Tuna is another important ingredient in Alicante that has made a big contribution to the culture, and for many centuries was a huge part of the economy. Before Benidorm became one of Europe’s largest holiday resorts, its fishermen were known throughout the Mediterranean as the best tuna fishers in the entire sea. There are various types of tuna fished near Alicante; the small bonito tuna is often dried whole and can still be seen in Alicante’s central market hanging up for sale, while larger tuna species are cut into pieces and salted and dried. Together these types of preserved fish are known as salazones and are an important part of the diet throughout the costal Levant and across the southern Mediterranean coast of Spain. In Alicante they are mostly eaten as a starter with fresh tomato, onion and extra virgin olive oil; indeed for many in the city, a salazón isn’t a salazón without them.

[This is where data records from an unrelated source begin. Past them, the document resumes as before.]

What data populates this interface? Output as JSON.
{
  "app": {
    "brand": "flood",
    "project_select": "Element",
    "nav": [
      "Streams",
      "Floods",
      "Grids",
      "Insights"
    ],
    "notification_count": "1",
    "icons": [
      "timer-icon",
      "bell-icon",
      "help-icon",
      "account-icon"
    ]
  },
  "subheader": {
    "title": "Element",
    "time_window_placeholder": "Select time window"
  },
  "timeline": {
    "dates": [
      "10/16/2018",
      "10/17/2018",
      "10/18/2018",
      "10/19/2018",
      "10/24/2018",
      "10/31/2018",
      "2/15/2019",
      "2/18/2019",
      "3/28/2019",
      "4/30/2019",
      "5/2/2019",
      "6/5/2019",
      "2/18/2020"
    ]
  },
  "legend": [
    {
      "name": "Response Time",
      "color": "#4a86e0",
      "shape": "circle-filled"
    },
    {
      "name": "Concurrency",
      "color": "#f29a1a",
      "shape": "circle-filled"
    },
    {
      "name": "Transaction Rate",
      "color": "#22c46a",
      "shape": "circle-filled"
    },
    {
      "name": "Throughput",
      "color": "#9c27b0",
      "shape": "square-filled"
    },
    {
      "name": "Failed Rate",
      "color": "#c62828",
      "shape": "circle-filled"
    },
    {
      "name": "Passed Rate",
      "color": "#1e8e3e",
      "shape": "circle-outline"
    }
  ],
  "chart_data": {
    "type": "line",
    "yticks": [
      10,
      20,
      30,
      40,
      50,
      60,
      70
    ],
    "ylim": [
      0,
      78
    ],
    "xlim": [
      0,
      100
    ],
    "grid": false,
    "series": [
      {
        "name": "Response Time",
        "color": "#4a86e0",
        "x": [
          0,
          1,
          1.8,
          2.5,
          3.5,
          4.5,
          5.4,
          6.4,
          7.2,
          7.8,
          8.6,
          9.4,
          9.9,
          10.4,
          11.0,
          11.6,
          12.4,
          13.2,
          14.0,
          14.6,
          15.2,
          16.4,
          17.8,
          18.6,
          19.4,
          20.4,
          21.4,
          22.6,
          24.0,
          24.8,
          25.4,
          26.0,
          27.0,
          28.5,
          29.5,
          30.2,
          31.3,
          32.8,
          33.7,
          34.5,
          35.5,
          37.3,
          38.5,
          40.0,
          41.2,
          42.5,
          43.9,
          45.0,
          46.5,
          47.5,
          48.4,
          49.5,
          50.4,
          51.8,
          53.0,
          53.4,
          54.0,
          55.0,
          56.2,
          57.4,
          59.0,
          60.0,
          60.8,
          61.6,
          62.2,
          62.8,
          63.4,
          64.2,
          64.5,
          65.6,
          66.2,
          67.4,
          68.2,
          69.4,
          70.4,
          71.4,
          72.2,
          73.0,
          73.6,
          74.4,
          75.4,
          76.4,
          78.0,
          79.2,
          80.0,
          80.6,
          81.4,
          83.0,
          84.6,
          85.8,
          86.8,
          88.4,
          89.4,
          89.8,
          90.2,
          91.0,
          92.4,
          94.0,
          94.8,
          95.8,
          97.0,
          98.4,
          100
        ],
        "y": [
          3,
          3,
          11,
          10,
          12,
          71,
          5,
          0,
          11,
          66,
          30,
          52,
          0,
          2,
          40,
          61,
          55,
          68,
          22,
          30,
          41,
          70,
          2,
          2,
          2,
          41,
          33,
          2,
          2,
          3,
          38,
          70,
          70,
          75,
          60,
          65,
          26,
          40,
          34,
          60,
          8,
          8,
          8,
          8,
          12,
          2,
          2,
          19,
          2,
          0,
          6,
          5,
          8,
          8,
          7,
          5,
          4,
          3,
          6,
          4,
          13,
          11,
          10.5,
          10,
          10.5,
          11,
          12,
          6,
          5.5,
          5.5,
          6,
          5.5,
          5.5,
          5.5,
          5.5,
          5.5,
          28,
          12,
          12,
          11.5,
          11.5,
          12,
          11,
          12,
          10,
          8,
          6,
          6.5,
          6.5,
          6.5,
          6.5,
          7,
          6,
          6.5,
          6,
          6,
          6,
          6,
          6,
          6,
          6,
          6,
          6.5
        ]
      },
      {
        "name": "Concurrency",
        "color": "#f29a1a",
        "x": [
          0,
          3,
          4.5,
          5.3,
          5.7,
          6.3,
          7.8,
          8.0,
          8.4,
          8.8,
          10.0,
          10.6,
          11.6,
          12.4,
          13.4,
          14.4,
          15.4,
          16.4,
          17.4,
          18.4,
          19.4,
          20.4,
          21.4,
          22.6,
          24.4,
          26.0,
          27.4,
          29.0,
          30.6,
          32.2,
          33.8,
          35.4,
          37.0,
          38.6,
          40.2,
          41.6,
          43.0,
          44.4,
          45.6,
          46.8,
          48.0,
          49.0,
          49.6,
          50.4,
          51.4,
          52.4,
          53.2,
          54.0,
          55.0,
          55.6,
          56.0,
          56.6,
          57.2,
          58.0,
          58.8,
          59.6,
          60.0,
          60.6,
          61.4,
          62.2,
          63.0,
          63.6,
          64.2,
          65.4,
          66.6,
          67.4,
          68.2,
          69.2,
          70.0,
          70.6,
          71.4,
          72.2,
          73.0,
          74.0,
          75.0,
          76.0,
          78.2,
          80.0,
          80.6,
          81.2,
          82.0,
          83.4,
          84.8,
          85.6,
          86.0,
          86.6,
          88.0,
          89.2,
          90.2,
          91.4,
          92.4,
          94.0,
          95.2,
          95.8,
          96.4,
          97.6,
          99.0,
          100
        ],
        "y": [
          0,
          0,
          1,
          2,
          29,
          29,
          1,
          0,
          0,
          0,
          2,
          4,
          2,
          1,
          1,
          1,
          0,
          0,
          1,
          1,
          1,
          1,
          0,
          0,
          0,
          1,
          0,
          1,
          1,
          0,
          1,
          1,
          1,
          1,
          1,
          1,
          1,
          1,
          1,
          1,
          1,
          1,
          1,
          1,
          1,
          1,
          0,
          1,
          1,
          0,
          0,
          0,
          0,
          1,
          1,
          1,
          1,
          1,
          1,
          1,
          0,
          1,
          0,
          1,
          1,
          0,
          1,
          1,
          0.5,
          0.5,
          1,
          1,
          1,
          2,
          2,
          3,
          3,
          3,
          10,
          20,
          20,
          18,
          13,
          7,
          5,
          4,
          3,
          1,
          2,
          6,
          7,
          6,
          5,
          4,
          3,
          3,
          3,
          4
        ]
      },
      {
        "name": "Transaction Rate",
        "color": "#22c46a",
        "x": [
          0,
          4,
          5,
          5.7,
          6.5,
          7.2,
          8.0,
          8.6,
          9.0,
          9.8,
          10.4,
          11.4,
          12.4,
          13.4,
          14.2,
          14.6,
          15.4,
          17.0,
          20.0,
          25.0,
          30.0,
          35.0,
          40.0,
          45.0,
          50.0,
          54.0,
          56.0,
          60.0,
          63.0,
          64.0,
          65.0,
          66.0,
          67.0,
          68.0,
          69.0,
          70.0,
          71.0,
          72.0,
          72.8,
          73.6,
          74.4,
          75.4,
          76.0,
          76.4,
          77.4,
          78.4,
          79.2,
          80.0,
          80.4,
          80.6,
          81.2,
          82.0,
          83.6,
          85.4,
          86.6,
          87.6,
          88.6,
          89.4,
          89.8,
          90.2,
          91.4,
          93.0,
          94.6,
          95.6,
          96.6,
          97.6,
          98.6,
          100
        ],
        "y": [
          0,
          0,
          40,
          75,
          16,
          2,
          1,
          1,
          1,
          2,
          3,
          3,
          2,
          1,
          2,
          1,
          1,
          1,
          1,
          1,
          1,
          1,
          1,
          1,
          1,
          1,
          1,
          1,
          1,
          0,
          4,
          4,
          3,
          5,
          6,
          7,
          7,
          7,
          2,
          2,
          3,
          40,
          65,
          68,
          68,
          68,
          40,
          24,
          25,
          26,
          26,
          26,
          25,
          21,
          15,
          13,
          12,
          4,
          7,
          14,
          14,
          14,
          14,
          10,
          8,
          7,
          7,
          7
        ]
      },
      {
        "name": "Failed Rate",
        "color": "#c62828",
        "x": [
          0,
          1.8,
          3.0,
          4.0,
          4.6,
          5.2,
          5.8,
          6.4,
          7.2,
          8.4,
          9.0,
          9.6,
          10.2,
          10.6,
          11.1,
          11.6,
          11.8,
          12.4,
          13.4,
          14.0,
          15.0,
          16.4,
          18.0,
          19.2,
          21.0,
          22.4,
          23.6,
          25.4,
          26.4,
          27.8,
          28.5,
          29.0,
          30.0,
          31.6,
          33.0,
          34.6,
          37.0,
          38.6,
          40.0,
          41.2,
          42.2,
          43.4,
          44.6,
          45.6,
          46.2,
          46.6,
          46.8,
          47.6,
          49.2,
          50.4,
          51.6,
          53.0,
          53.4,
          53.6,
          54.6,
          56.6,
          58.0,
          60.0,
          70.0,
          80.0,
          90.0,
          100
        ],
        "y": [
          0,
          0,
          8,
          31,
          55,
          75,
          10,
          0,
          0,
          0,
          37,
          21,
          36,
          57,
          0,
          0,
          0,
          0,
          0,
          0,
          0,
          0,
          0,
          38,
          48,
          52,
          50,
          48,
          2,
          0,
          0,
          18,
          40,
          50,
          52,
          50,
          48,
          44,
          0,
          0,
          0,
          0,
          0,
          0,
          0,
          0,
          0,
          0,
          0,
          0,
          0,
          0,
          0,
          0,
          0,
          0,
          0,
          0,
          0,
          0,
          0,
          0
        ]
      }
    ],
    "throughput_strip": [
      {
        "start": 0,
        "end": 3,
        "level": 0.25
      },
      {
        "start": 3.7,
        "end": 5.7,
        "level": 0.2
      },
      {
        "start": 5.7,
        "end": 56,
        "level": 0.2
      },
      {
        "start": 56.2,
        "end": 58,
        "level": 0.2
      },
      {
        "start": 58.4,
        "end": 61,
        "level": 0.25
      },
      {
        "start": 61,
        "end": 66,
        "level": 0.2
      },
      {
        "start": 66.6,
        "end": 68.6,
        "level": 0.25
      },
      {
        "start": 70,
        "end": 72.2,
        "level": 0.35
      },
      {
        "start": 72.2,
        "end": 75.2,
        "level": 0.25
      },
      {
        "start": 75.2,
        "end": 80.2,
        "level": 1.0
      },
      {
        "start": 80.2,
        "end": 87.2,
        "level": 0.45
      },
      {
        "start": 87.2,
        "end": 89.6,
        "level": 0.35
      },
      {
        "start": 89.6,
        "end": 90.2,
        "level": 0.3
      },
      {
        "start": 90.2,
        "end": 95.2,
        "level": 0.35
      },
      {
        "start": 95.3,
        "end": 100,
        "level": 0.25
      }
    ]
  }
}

What Alicantinos take for granted is the high quality and variety of their fruit and vegetables. On a walk around the downstairs vegetable section of the central market, you’ll see stall after stall selling a mind-boggling variety of citrus fruits, other fruits, tomatoes of many different sizes and types, as well as seasonal vegetables shown without fuss. It’s a real demonstration of the fact that seasonality is a way of life here rather than a buzzword.

A casual observer of Alicante’s central market, other food shops and well-regarded restaurant menus in the city would notice that while Alicantinos are proud of their own food heritage and traditions, they are also great lovers of the best of the rest of Spain. The Iberico ham and the cheeses of northern and central Spain, among other cheeses, take up space as obviously as the hyper-local produce, including fresh goats' cheese, queso blanquet or San Antonio goats' cheese (made exclusively from the Murciano-Granadino goats' milk) or the queso de servilleta, which can be made from sheep or goat milk. This shows Alicante to be a city focused on living and eating well, both with the best of their own and the best of the rest of Spain.

Where to eat in Alicante:

Baeza y Rufete: Alicante’s only Michelin-starred restaurant, Baeza y Rufete is located by a shopping centre on a quiet street in the city. Chef Joaquin Baeza uses single estate extra virgin olive oils, sea water and seaweed in his dishes, which showcase local seasonal produce. Baeza is best known for his ‘black egg’ dish which won him chef of the year in Spain and is a permanent fixture on the menu.

Pocardy: A two-minute walk from Alicante’s famous San Juan beach and part of the family run Hotel Almirante, Pocardy is the place where Alicantinos in the know come for their Sunday rice. As befits the costal location, most of the rice dishes are made with seafood but meat lovers and vegetarians are also catered for.

Templo: Right in the heart of the old town, this temple to the art of aging different breeds and cuts of beef is run by a former garlic exporter, who fell in love with the idea of a dedicated meat restaurant while on a business trip to Montreal. While meat is the star of the show here, the traditional salazones of Alicante are also given a twist with unusual cuts salted then smoked to the general delight of locals.

La Bodega de Meyos: In the San Juan area, De Meyos serves freshly cooked local dishes accompanied by a wine list of over five-hundred wines, from the biggest names in Spain to tiny local wineries. The wines are all available to take away and it’s just €5 corkage to have them in the restaurant. There are also plenty of wines by the glass and you can ask to try something not listed.